Arkadaşlar, bu işler böyle olmaz. Yani, burada bu işleri daha ciddi, daha gelecek yıllara yayarak, neler yapacağımızı hesaplayarak, projeksiyonları koyarak önümüze, hangi alanda yürüyeceğimizi tespit ederek... Bütün alanlarda değil yani aynı anda uçağı, aynı anda tankı, aynı anda işte roketi, obüsleri yapamayız, bir şeye yoğunlaşmamız lazım. O da olsun, bu da olsun derken hiçbir şey çıkmıyor ortaya. Bir şeye yoğunlaşmamız lazım dünyayla da rekabet edebilir bir duruma dönüşmemiz lazım. Bu kurum eğer yeniden yapılanacaksa bu vizyonun verilmesi ve de desteklenmesi gerekiyor. Böyle 18 tane, 20 tane projeyle değil, siz 150 tane, 500 tane yıllık proje üzerinden değerlendirmeler yapıp bunlardan en iyisini hayata geçirmeniz lazım. Alt yükleniciye gelince yani yaptırabilirsiniz alt yükleniciye. Sizin eğer üretim tesislerinizle üretim dışına da çıkmak istiyorsanız yaptırabilirsiniz ama yaparken alt yükleniciden dolayı oluşacak olumsuzlukları kurumun yüklenmemesi gerekiyor. Yani, kârını koyuyor cebine de zararı -ticareti Mehmet Ağabey iyi bilir- niye üstlenmiyor, zararı da üstlenmesi gerekir. Yani, anlaşmalarımızı, sözleşmelerimizi buna göre yapmamız lazım. Kuruma zarar verecek sözleşmeler yapmamamız gerekiyor, ancak bu şekilde...

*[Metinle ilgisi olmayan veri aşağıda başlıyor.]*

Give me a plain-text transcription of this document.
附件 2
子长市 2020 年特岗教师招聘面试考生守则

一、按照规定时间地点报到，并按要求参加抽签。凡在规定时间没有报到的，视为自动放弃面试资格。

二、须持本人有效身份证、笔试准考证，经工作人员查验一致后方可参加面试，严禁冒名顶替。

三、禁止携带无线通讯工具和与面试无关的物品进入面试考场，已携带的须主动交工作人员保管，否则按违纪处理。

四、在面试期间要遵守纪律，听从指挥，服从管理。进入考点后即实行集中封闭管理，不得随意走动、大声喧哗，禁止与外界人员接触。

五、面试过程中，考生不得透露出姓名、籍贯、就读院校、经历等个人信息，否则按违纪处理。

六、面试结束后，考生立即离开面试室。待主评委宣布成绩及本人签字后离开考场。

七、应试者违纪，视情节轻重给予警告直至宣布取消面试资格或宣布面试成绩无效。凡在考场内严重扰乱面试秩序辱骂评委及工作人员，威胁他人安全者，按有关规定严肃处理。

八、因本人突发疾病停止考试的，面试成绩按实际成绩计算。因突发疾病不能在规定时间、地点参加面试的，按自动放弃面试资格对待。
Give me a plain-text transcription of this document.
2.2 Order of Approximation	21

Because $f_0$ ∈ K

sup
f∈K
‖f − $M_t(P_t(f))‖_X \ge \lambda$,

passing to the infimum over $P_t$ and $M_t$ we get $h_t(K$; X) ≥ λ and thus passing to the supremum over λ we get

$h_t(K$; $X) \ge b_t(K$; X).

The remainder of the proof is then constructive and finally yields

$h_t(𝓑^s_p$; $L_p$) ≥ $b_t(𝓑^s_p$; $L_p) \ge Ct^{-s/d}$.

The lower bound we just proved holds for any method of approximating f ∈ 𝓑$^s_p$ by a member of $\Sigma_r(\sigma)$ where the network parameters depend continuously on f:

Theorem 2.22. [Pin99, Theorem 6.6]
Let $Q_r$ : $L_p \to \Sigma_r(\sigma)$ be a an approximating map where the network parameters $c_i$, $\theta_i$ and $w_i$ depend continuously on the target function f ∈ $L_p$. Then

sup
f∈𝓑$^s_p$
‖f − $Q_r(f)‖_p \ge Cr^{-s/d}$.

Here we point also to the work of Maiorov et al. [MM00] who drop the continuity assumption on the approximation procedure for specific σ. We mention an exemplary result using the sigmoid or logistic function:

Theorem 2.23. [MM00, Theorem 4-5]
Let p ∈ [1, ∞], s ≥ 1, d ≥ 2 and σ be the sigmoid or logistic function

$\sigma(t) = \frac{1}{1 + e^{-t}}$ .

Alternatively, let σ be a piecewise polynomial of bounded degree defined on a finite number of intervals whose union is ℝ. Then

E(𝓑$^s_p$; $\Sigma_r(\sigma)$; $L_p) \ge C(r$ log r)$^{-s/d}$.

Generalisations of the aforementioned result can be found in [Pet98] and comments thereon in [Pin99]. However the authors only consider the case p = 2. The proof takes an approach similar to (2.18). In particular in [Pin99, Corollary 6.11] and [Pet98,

Bu piyade tüfeği önemsendiği için herkes tarafından "İşte, biz 21'inci yüzyılda piyade tüfeği geliştirdik." diye önemsendiği için bunun gelişimi konusunun da, takibi konusunun da önemli olduğunu düşünüyorum yoksa mahkeme süreci anlamında bunun casusluk nedeni var. Eğer iyi şeyler yaparsanız birileri bunları almak isteyecektir, doğaldır, buna karşı da tedbirler geliştirmek zorundayız. Makine ve Kimya keşke çok şey geliştirsin de çok insan bunları almak için yarışsın yani oradan bilgi transfer etmek için, "know-how" yarışsın, tek dileğim bu benim. Bir iki örnek çıkacak ama bu piyade tüfeğini son zamanlarda Makine ve Kimyanın yaptığı en iyi işlerden biri olarak düşündüğümüz için izlenmesinin de faydalı olduğunu düşünüyorum, Ömer Bey'in bu teklifinin de değerlendirilmesi gerekiyor diye düşünüyorum arkadaşlar.